Geographie

[271] Geographie. Wenige Wissensgebiete waren dem Geiste des Mittelalters so fremd und wurden bei der beschränkten Naturanschauung und dem phantastischen Wundersinn jener Zeit so karrikaturmässig verzerrt, wie das der Geographie. Von den geographischen Anschauungen und Kenntnissen der Alten rettete sich bloss ein ganz unbedeutender Teil, was etwa Plinius, Mela und Solinus[271] geschrieben hatten, die selber dem Wunder so nahe standen, in die Bildungsstätten und in die Köpfe des Mittelalters. Die Anschauung von der Kugelgestalt der Erde war wieder verloren gegangen oder war wenigstens nur noch Wenigen, wie dem Beda Venerabilis, bekannt, der astronomische Kenntnisse zur Berechnung der Ostertafeln anwandte. Die Gestalt der Welt dachte man sich scheibenförmig oder viereckig; im ersteren Falle zeichnete man eine s.g. Radcharte, nämlich einen Kreis, die Erde, und um sie herum in einem weiteren konzentrischen Kreis den Oceanus, ahd. wentilsêo, wentil meri. Der Erdkreis wird dann durch einen horizontalen Balken in zwei Hälften zerlegt, in eine östliche asiatische und in eine westliche, die unparteiisch zwischen Europa und Afrika geteilt wurde; zwischen Europa und Afrika liegt, durch einen Querbalken angedeutet, das Mare Magnum. Zuäusserst im Asiatischen Halbkreis steht Paradisus, zuoberst Gog et Magog, das sind die apokalyptischen Völker, die nach der Bibel beim Nahen des Gerichtes die Welt mit Verheerungen überziehen sollen. Im Mittelpunkt oder im Nabel der Welt steht Jerusalem verzeichnet. Vgl. Marinelli, die Erdkunde bei den Kirchenvätern, Deutsch von Neumann. Lpz. 1884.

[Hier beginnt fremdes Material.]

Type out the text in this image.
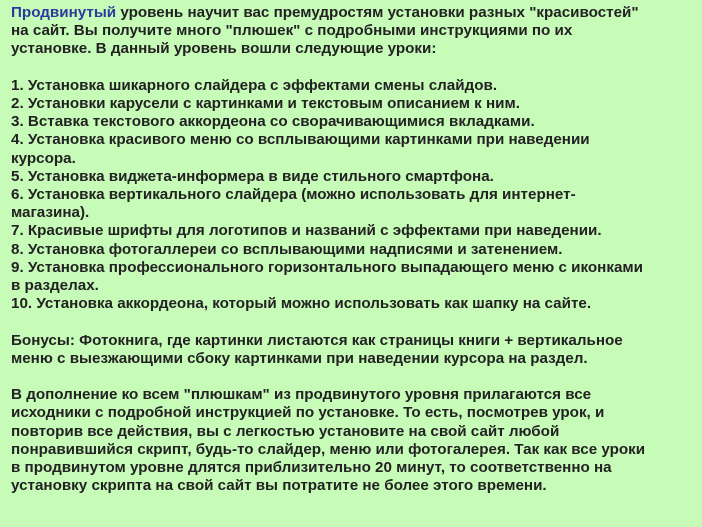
Продвинутый уровень научит вас премудростям установки разных "красивостей"

на сайт. Вы получите много "плюшек" с подробными инструкциями по их

установке. В данный уровень вошли следующие уроки:

1. Установка шикарного слайдера с эффектами смены слайдов.

2. Установки карусели с картинками и текстовым описанием к ним.

3. Вставка текстового аккордеона со сворачивающимися вкладками.

4. Установка красивого меню со всплывающими картинками при наведении

курсора.

5. Установка виджета-информера в виде стильного смартфона.

6. Установка вертикального слайдера (можно использовать для интернет-

магазина).

7. Красивые шрифты для логотипов и названий с эффектами при наведении.

8. Установка фотогаллереи со всплывающими надписями и затенением.

9. Установка профессионального горизонтального выпадающего меню с иконками

в разделах.

10. Установка аккордеона, который можно использовать как шапку на сайте.

Бонусы: Фотокнига, где картинки листаются как страницы книги + вертикальное

меню с выезжающими сбоку картинками при наведении курсора на раздел.

В дополнение ко всем "плюшкам" из продвинутого уровня прилагаются все

исходники с подробной инструкцией по установке. То есть, посмотрев урок, и

повторив все действия, вы с легкостью установите на свой сайт любой

понравившийся скрипт, будь-то слайдер, меню или фотогалерея. Так как все уроки

в продвинутом уровне длятся приблизительно 20 минут, то соответственно на

установку скрипта на свой сайт вы потратите не более этого времени.
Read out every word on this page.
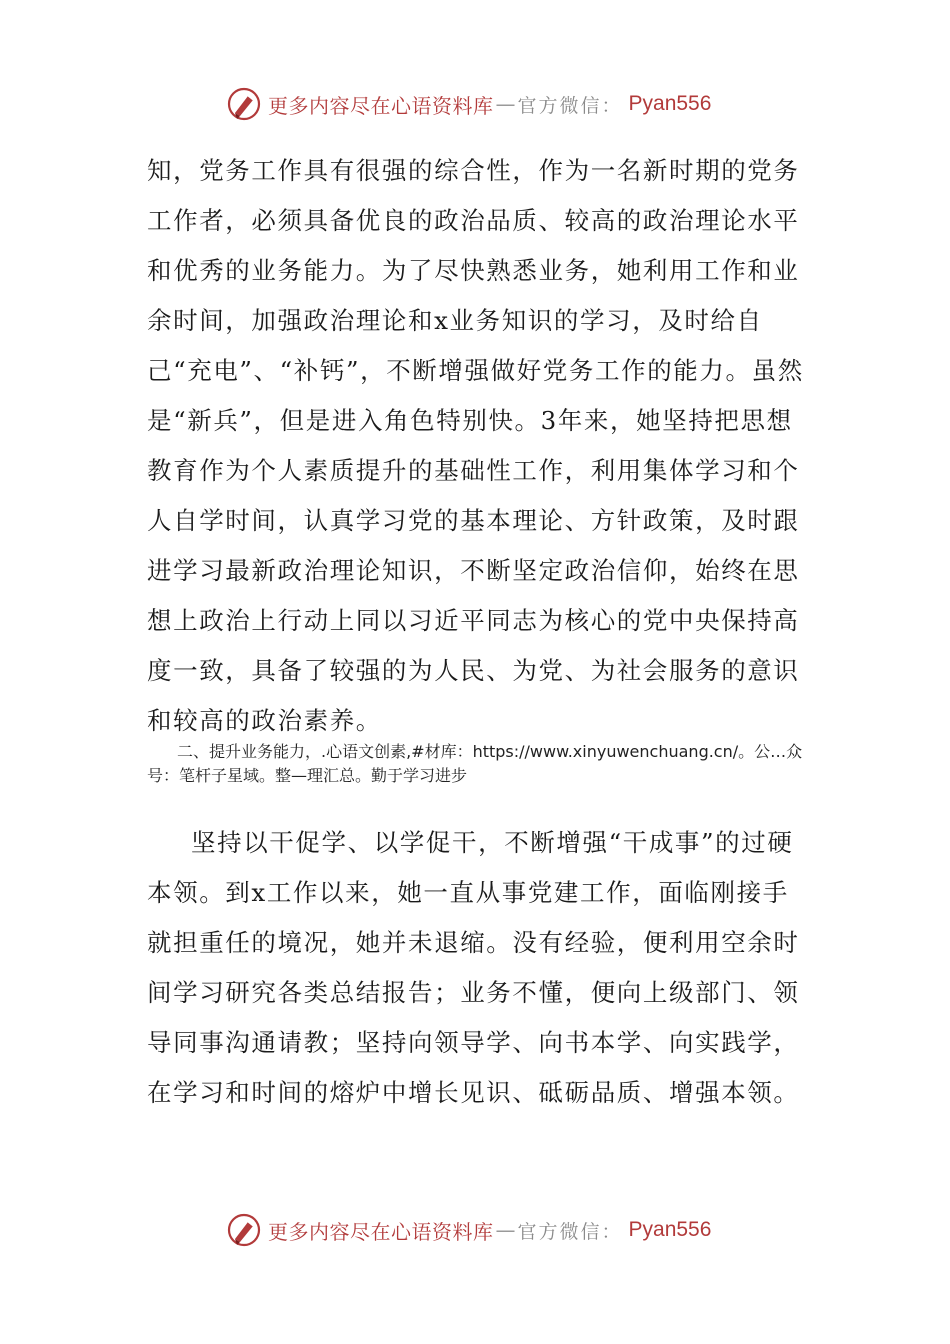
更多内容尽在心语资料库 — 官方微信： Pyan556

知，党务工作具有很强的综合性，作为一名新时期的党务工作者，必须具备优良的政治品质、较高的政治理论水平和优秀的业务能力。为了尽快熟悉业务，她利用工作和业余时间，加强政治理论和x业务知识的学习，及时给自己“充电”、“补钙”，不断增强做好党务工作的能力。虽然是“新兵”，但是进入角色特别快。3年来，她坚持把思想教育作为个人素质提升的基础性工作，利用集体学习和个人自学时间，认真学习党的基本理论、方针政策，及时跟进学习最新政治理论知识，不断坚定政治信仰，始终在思想上政治上行动上同以习近平同志为核心的党中央保持高度一致，具备了较强的为人民、为党、为社会服务的意识和较高的政治素养。

二、提升业务能力，.心语文创素,#材库：https://www.xinyuwenchuang.cn/。公…众号：笔杆子星域。整—理汇总。勤于学习进步

坚持以干促学、以学促干，不断增强“干成事”的过硬本领。到x工作以来，她一直从事党建工作，面临刚接手就担重任的境况，她并未退缩。没有经验，便利用空余时间学习研究各类总结报告；业务不懂，便向上级部门、领导同事沟通请教；坚持向领导学、向书本学、向实践学，在学习和时间的熔炉中增长见识、砥砺品质、增强本领。

更多内容尽在心语资料库 — 官方微信： Pyan556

Die Bewahrer des geographischen Wissens der Alten und zugleich die fleissigsten und unternehmendsten Länderentdecker waren im frühen Mittelalter die Araber; der Kalif Mamun, Zeitgenosse Karls d. Gr., liess die grosse Syntaxis des Ptolemäus unter dem Namen Almagest (ἡ μεγίστη mit dem arabischen Artikel al) und vielleicht auch seine geographischen Tafeln übersetzen. Nicht bloss kannten die Araber die Kugelgestalt der Erde, sie massen sogar zwei Erdbogenstücke, wobei sie nur um 1/10 zuviel von der Wirklichkeit fehlten. Die Berührung nun des christlichen Mittelalters mit der arabischen Gesittung im heiligen Lande und in Spanien, der Einbruch der Mongolen in Vorderasien, die Eröffnung eines atlantischen Seeweges von den italienischen Handelsstädten nach Flandern und die erneuerte Bekanntschaft mit den Urtexten der griechischen Schriftsteller vermittelten endlich in der zweiten Hälfte des Mittelalters auch dem christlichen Abendlande die Anfänge echter geographischer Erkenntnis. Mit den mongolischen Herrschern, die gegen Glaubensformen gleichgültig waren, entwickelte sich seit der Mitte des 13. Jahrh. von den französischen Höfen aus ein lebhafter Botschafterverkehr, da man ihrer Hilfe gegen die ägyptischen Mameluken zu bedürfen meinte. Zumal Dominikaner und Minoriten waren bei diesen Gesandtschaften, die zugleich Missionsreisen waren, thätig; darunter zeichnet sich der Bericht des von Ludwig dem Heiligen entsandten Minoriten Ruysbroek oder Rubruquis, durch seine von störenden Fabeln fast unbefleckte Naturwahrheit sehr vorteilhaft aus. Noch höheres jedoch leisteten die Gebrüder Poli aus Venedig, Nicolo und Maffio Polo und des Nicolo Sohn, Marco Polo, die 24 Jahre im Morgenlande wanderten und bis nach Peking kamen, von wo sie über Kochinchina, Sumatra, Ceylon, Malabar, Täbris und Trapezunt die Heimreise antraten.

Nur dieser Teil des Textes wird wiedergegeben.